Without an immediate decline, Johnson can bank on a cemented spot in the lineup. Minnesota’s coaching staff gave him the opportunity to win the starting spot over Cordarrelle Patterson, a player whom the Vikings invested a lot in and were trying to bring along for some time.

The waiting is up, though. Matt Vensel of the Star Tribune provides the snap counts for the receiving corps from Sunday, and they paint a pretty clear picture on where the Vikings stand between the two:

Cordarrelle Patterson got just one offensive snap yesterday. Charles Johnson, meanwhile, played all 58. Jennings got 52. Wright got 35.

— Matt Vensel (@mattvensel) December 8, 2014

Johnson won Patterson’s job, and he may not give it back.

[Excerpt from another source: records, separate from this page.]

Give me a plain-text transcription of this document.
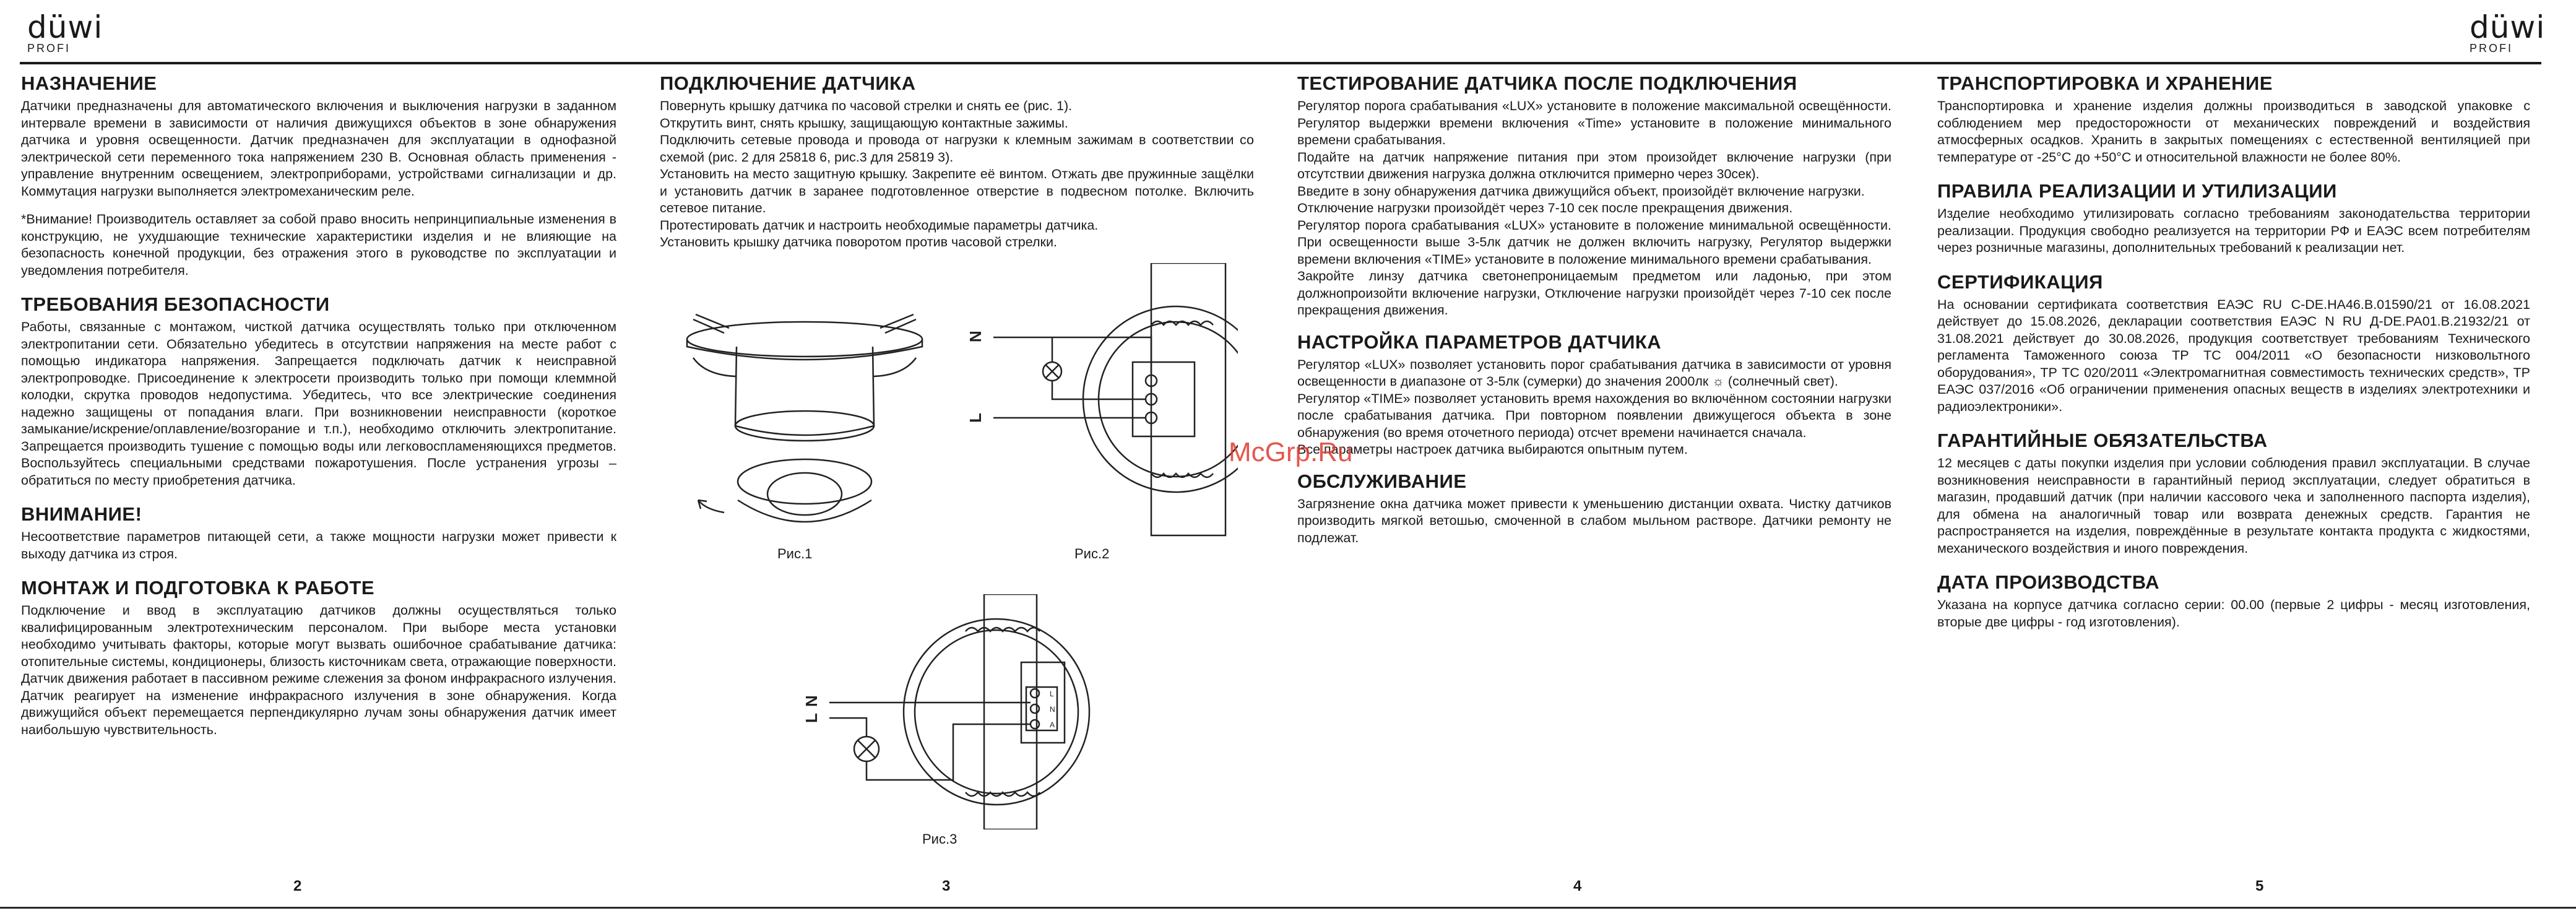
düwi
PROFI
düwi
PROFI
НАЗНАЧЕНИЕ

Датчики предназначены для автоматического включения и выключения нагрузки в заданном интервале времени в зависимости от наличия движущихся объектов в зоне обнаружения датчика и уровня освещенности. Датчик предназначен для эксплуатации в однофазной электрической сети переменного тока напряжением 230 В. Основная область применения - управление внутренним освещением, электроприборами, устройствами сигнализации и др. Коммутация нагрузки выполняется электромеханическим реле.

*Внимание! Производитель оставляет за собой право вносить непринципиальные изменения в конструкцию, не ухудшающие технические характеристики изделия и не влияющие на безопасность конечной продукции, без отражения этого в руководстве по эксплуатации и уведомления потребителя.

ТРЕБОВАНИЯ БЕЗОПАСНОСТИ

Работы, связанные с монтажом, чисткой датчика осуществлять только при отключенном электропитании сети. Обязательно убедитесь в отсутствии напряжения на месте работ с помощью индикатора напряжения. Запрещается подключать датчик к неисправной электропроводке. Присоединение к электросети производить только при помощи клеммной колодки, скрутка проводов недопустима. Убедитесь, что все электрические соединения надежно защищены от попадания влаги. При возникновении неисправности (короткое замыкание/искрение/оплавление/возгорание и т.п.), необходимо отключить электропитание. Запрещается производить тушение с помощью воды или легковоспламеняющихся предметов. Воспользуйтесь специальными средствами пожаротушения. После устранения угрозы – обратиться по месту приобретения датчика.

ВНИМАНИЕ!

Несоответствие параметров питающей сети, а также мощности нагрузки может привести к выходу датчика из строя.

МОНТАЖ И ПОДГОТОВКА К РАБОТЕ

Подключение и ввод в эксплуатацию датчиков должны осуществляться только квалифицированным электротехническим персоналом. При выборе места установки необходимо учитывать факторы, которые могут вызвать ошибочное срабатывание датчика: отопительные системы, кондиционеры, близость кисточникам света, отражающие поверхности. Датчик движения работает в пассивном режиме слежения за фоном инфракрасного излучения. Датчик реагирует на изменение инфракрасного излучения в зоне обнаружения. Когда движущийся объект перемещается перпендикулярно лучам зоны обнаружения датчик имеет наибольшую чувствительность.

ПОДКЛЮЧЕНИЕ ДАТЧИКА

Повернуть крышку датчика по часовой стрелки и снять ее (рис. 1).

Открутить винт, снять крышку, защищающую контактные зажимы.

Подключить сетевые провода и провода от нагрузки к клемным зажимам в соответствии со схемой (рис. 2 для 25818 6, рис.3 для 25819 3).

Установить на место защитную крышку. Закрепите её винтом. Отжать две пружинные защёлки и установить датчик в заранее подготовленное отверстие в подвесном потолке. Включить сетевое питание.

Протестировать датчик и настроить необходимые параметры датчика.

Установить крышку датчика поворотом против часовой стрелки.

Рис.1
N
L
Рис.2
N
L
L
N
A
Рис.3
ТЕСТИРОВАНИЕ ДАТЧИКА ПОСЛЕ ПОДКЛЮЧЕНИЯ

Регулятор порога срабатывания «LUX» установите в положение максимальной освещённости. Регулятор выдержки времени включения «Time» установите в положение минимального времени срабатывания.

Подайте на датчик напряжение питания при этом произойдет включение нагрузки (при отсутствии движения нагрузка должна отключится примерно через 30сек).

Введите в зону обнаружения датчика движущийся объект, произойдёт включение нагрузки.

Отключение нагрузки произойдёт через 7-10 сек после прекращения движения.

Регулятор порога срабатывания «LUX» установите в положение минимальной освещённости. При освещенности выше 3-5лк датчик не должен включить нагрузку, Регулятор выдержки времени включения «TIME» установите в положение минимального времени срабатывания.

Закройте линзу датчика светонепроницаемым предметом или ладонью, при этом должнопроизойти включение нагрузки, Отключение нагрузки произойдёт через 7-10 сек после прекращения движения.

НАСТРОЙКА ПАРАМЕТРОВ ДАТЧИКА

Регулятор «LUX» позволяет установить порог срабатывания датчика в зависимости от уровня освещенности в диапазоне от 3-5лк (сумерки) до значения 2000лк ☼ (солнечный свет).

Регулятор «TIME» позволяет установить время нахождения во включённом состоянии нагрузки после срабатывания датчика. При повторном появлении движущегося объекта в зоне обнаружения (во время оточетного периода) отсчет времени начинается сначала.

Все параметры настроек датчика выбираются опытным путем.

ОБСЛУЖИВАНИЕ

Загрязнение окна датчика может привести к уменьшению дистанции охвата. Чистку датчиков производить мягкой ветошью, смоченной в слабом мыльном растворе. Датчики ремонту не подлежат.

ТРАНСПОРТИРОВКА И ХРАНЕНИЕ

Транспортировка и хранение изделия должны производиться в заводской упаковке с соблюдением мер предосторожности от механических повреждений и воздействия атмосферных осадков. Хранить в закрытых помещениях с естественной вентиляцией при температуре от -25°С до +50°С и относительной влажности не более 80%.

ПРАВИЛА РЕАЛИЗАЦИИ И УТИЛИЗАЦИИ

Изделие необходимо утилизировать согласно требованиям законодательства территории реализации. Продукция свободно реализуется на территории РФ и ЕАЭС всем потребителям через розничные магазины, дополнительных требований к реализации нет.

СЕРТИФИКАЦИЯ

На основании сертификата соответствия ЕАЭС RU С-DE.НА46.В.01590/21 от 16.08.2021 действует до 15.08.2026, декларации соответствия ЕАЭС N RU Д-DE.РА01.В.21932/21 от 31.08.2021 действует до 30.08.2026, продукция соответствует требованиям Технического регламента Таможенного союза ТР ТС 004/2011 «О безопасности низковольтного оборудования», ТР ТС 020/2011 «Электромагнитная совместимость технических средств», ТР ЕАЭС 037/2016 «Об ограничении применения опасных веществ в изделиях электротехники и радиоэлектроники».

ГАРАНТИЙНЫЕ ОБЯЗАТЕЛЬСТВА

12 месяцев с даты покупки изделия при условии соблюдения правил эксплуатации. В случае возникновения неисправности в гарантийный период эксплуатации, следует обратиться в магазин, продавший датчик (при наличии кассового чека и заполненного паспорта изделия), для обмена на аналогичный товар или возврата денежных средств. Гарантия не распространяется на изделия, повреждённые в результате контакта продукта с жидкостями, механического воздействия и иного повреждения.

ДАТА ПРОИЗВОДСТВА

Указана на корпусе датчика согласно серии: 00.00 (первые 2 цифры - месяц изготовления, вторые две цифры - год изготовления).

McGrp.Ru
2	3	4	5
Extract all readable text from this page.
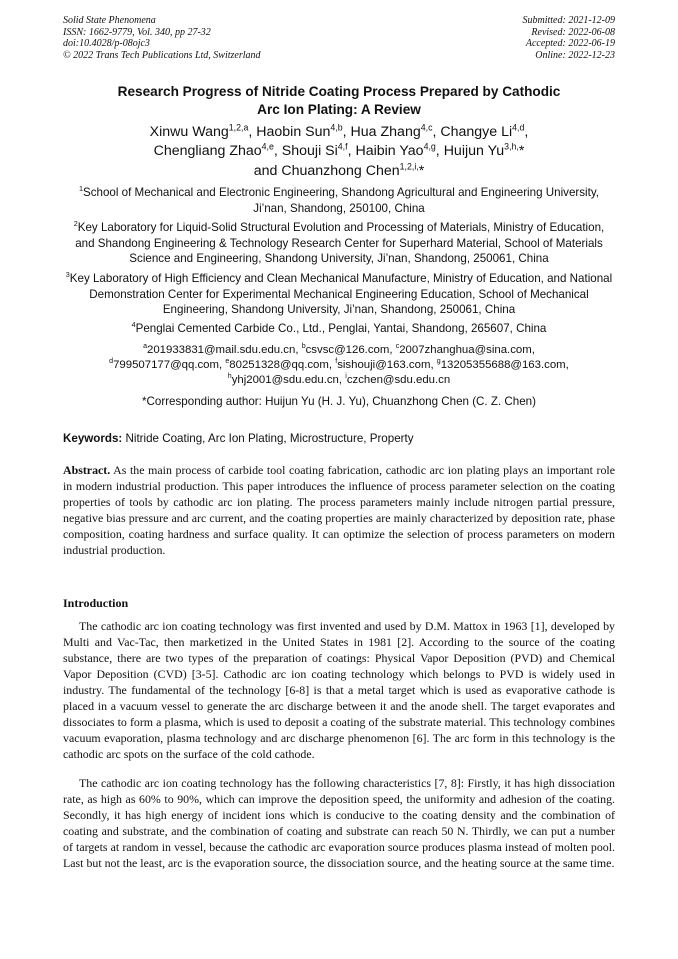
Solid State Phenomena
ISSN: 1662-9779, Vol. 340, pp 27-32
doi:10.4028/p-08ojc3
© 2022 Trans Tech Publications Ltd, Switzerland
Submitted: 2021-12-09
Revised: 2022-06-08
Accepted: 2022-06-19
Online: 2022-12-23
Research Progress of Nitride Coating Process Prepared by Cathodic
Arc Ion Plating: A Review
Xinwu Wang$^{1,2,a}$, Haobin Sun$^{4,b}$, Hua Zhang$^{4,c}$, Changye Li$^{4,d}$,
Chengliang Zhao$^{4,e}$, Shouji Si$^{4,f}$, Haibin Yao$^{4,g}$, Huijun $Yu^{3,h,}*$
and Chuanzhong Chen$^{1,2,i,}$*
$^1$School of Mechanical and Electronic Engineering, Shandong Agricultural and Engineering University, Ji’nan, Shandong, 250100, China
$^2$Key Laboratory for Liquid-Solid Structural Evolution and Processing of Materials, Ministry of Education, and Shandong Engineering & Technology Research Center for Superhard Material, School of Materials Science and Engineering, Shandong University, Ji’nan, Shandong, 250061, China
$^3$Key Laboratory of High Efficiency and Clean Mechanical Manufacture, Ministry of Education, and National Demonstration Center for Experimental Mechanical Engineering Education, School of Mechanical Engineering, Shandong University, Ji’nan, Shandong, 250061, China
$^4$Penglai Cemented Carbide Co., Ltd., Penglai, Yantai, Shandong, 265607, China
$^a$201933831@mail.sdu.edu.cn, $^b$csvsc@126.com, $^c$2007zhanghua@sina.com,
$^d$799507177@qq.com, $^e$80251328@qq.com, $^f$sishouji@163.com, $^g$13205355688@163.com,
$^h$yhj2001@sdu.edu.cn, $^i$czchen@sdu.edu.cn
*Corresponding author: Huijun Yu (H. J. Yu), Chuanzhong Chen (C. Z. Chen)
Keywords: Nitride Coating, Arc Ion Plating, Microstructure, Property

Abstract. As the main process of carbide tool coating fabrication, cathodic arc ion plating plays an important role in modern industrial production. This paper introduces the influence of process parameter selection on the coating properties of tools by cathodic arc ion plating. The process parameters mainly include nitrogen partial pressure, negative bias pressure and arc current, and the coating properties are mainly characterized by deposition rate, phase composition, coating hardness and surface quality. It can optimize the selection of process parameters on modern industrial production.

Introduction

The cathodic arc ion coating technology was first invented and used by D.M. Mattox in 1963 [1], developed by Multi and Vac-Tac, then marketized in the United States in 1981 [2]. According to the source of the coating substance, there are two types of the preparation of coatings: Physical Vapor Deposition (PVD) and Chemical Vapor Deposition (CVD) [3-5]. Cathodic arc ion coating technology which belongs to PVD is widely used in industry. The fundamental of the technology [6-8] is that a metal target which is used as evaporative cathode is placed in a vacuum vessel to generate the arc discharge between it and the anode shell. The target evaporates and dissociates to form a plasma, which is used to deposit a coating of the substrate material. This technology combines vacuum evaporation, plasma technology and arc discharge phenomenon [6]. The arc form in this technology is the cathodic arc spots on the surface of the cold cathode.

The cathodic arc ion coating technology has the following characteristics [7, 8]: Firstly, it has high dissociation rate, as high as 60% to 90%, which can improve the deposition speed, the uniformity and adhesion of the coating. Secondly, it has high energy of incident ions which is conducive to the coating density and the combination of coating and substrate, and the combination of coating and substrate can reach 50 N. Thirdly, we can put a number of targets at random in vessel, because the cathodic arc evaporation source produces plasma instead of molten pool. Last but not the least, arc is the evaporation source, the dissociation source, and the heating source at the same time.
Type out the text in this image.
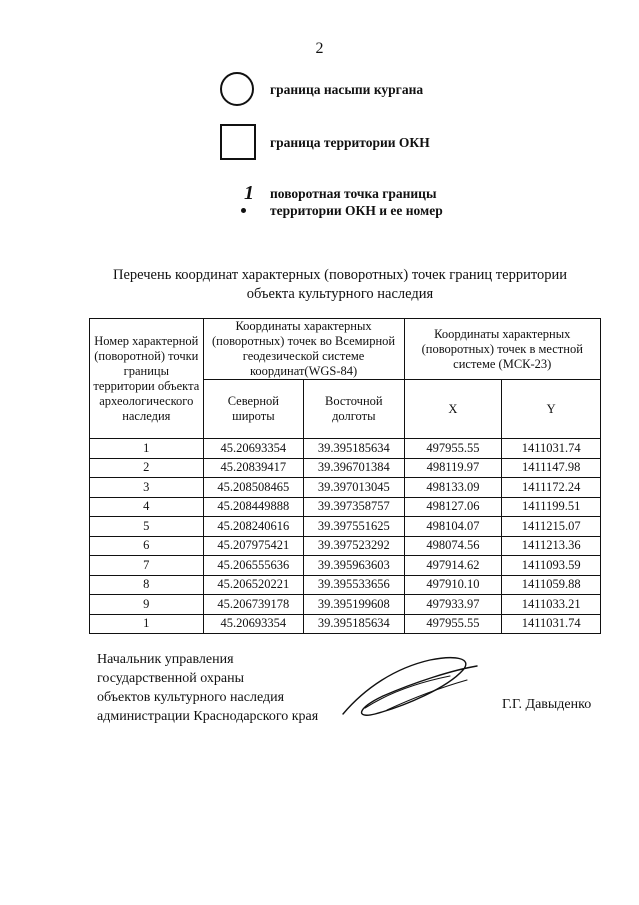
2
граница насыпи кургана
граница территории ОКН
1 поворотная точка границы
территории ОКН и ее номер
Перечень координат характерных (поворотных) точек границ территории
объекта культурного наследия
Номер характерной (поворотной) точки границы территории объекта археологического наследия	Координаты характерных (поворотных) точек во Всемирной геодезической системе координат(WGS-84)		Координаты характерных (поворотных) точек в местной системе (МСК-23)	
	Северной широты	Восточной долготы	X	Y
1	45.20693354	39.395185634	497955.55	1411031.74
2	45.20839417	39.396701384	498119.97	1411147.98
3	45.208508465	39.397013045	498133.09	1411172.24
4	45.208449888	39.397358757	498127.06	1411199.51
5	45.208240616	39.397551625	498104.07	1411215.07
6	45.207975421	39.397523292	498074.56	1411213.36
7	45.206555636	39.395963603	497914.62	1411093.59
8	45.206520221	39.395533656	497910.10	1411059.88
9	45.206739178	39.395199608	497933.97	1411033.21
1	45.20693354	39.395185634	497955.55	1411031.74
Начальник управления
государственной охраны
объектов культурного наследия
администрации Краснодарского края
Г.Г. Давыденко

That doesn’t mean Johnson has made it. While he could keep his job with plateaued play at this point, the potential reaches much higher.

Johnson has caught only 21 of 41 targets this season for a measly 51 percent completion rate. Progress still needs to be made in the way he handles contact from defensive backs. As a naturally lean receiver, he must rely on his hands and his feet to elude heavy contact. Then when the ball arrives, he must attack it with more aggressiveness. Bridgewater is still waiting on the contested catches.

A little patience can go a long way, though. This is Johnson’s de facto rookie season on the field, and he already has progressed from where he was when first stepping onto the field for Minnesota.

The Vikings should be thanking their lucky stars that not only was Johnson available for them to claim but also that he has so thoroughly taken to his opportunity. He has proven a perfect reinforcement for the Minnesota offense.

If Johnson wants his starting job into 2015 and beyond, by all means, he has a leg up to go and earn it.

Statistics via ESPN.com unless noted otherwise.